Marilyn has been chosen as one of TIME‘s 100 Women of the Year, in a project marking the magazine’s centenary. She has been selected to represent 1954, the year in which she married Joe DiMaggio; entertained US troops in Korea; filmed There’s No Business Like Show Business and The Seven Year Itch; topped the hit parade with ‘I’m Gonna File My Claim’; and then she left it all behind to study acting, and form a production company in New York.

The photo shown above was taken two years previously by Frank Powolny, but remains one of the most iconic images of Marilyn. Other featured actresses include Anna May Wong, Lucille Ball and Rita Moreno.

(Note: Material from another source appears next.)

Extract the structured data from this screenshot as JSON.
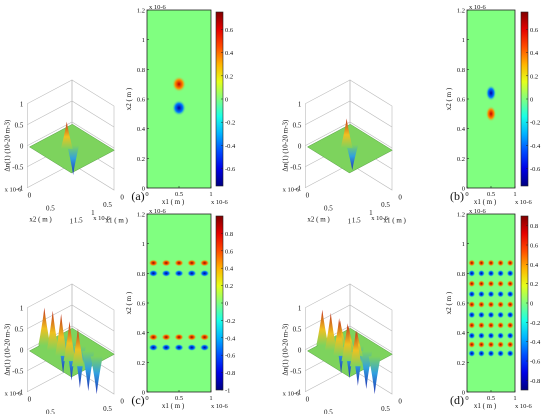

Aimee Semple McPherson, the evangelist said to have christened Norma Jeane, and Gloria Steinem, the feminist campaigner who wrote a book about Marilyn, are also listed.

“In 1954, Marilyn Monroe—already a sex symbol and a movie star—posed on the corner of Lexington Avenue and 52nd Street in New York City, for a scene intended to appear in her 1955 film The Seven Year Itch. The breeze blowing up through a subway grate sent her white dress billowing around her, an image that lingers today like a joyful, animated ghost. Monroe was a stunner, but she was also a brilliant actor and comedian who strove to be taken seriously in a world of men who wanted to see her only as an object of desire. Today, especially in a world after Harvey Weinstein’s downfall, she stands as a woman who fought a system that was rigged against her from the start. She brought us such pleasure, even as our hearts broke for her.”

Stephanie Zacharek

Niagara: A Poisoned Rose

One of Marilyn’s edgier roles – as Rose Loomis in Niagara – will be screened at Film Forum, NYC, on July 22, as part of a Femmes Noir series. Writing for the Village Voice, Stephanie Zacharek takes another look at one of Marilyn’s most unsettling performances.

“This isn’t a Marilyn you want to embrace and protect. As Rose, she’s alert and defiant, a woman who has defined exactly what she wants and has forged a plan to help her get it. This performance, among the star’s finest, gives the lie to the idea that she couldn’t really act. What it suggests, instead, is that Marilyn was a natural: Her desire to be taken seriously as an actor, and her subsequent serious study of the craft, may have made her more self-conscious, constraining her gifts rather than opening a conduit for them. In Niagara, Marilyn’s Rose is self-determined, boldly sexual, almost impossibly cruel. And still, you feel for her: Mincing along in high-heeled sandals and a suit the color of a brazen afternoon sky, on the way to meet her lover — a wily operator who’s as slick as Cotten’s George is rumpled — Rose is everything that good girls have been taught not to be. But there’s also a gorgeous futility radiating from her soul: Sometimes there’s just no cure for the nagging malady of wanting something more.”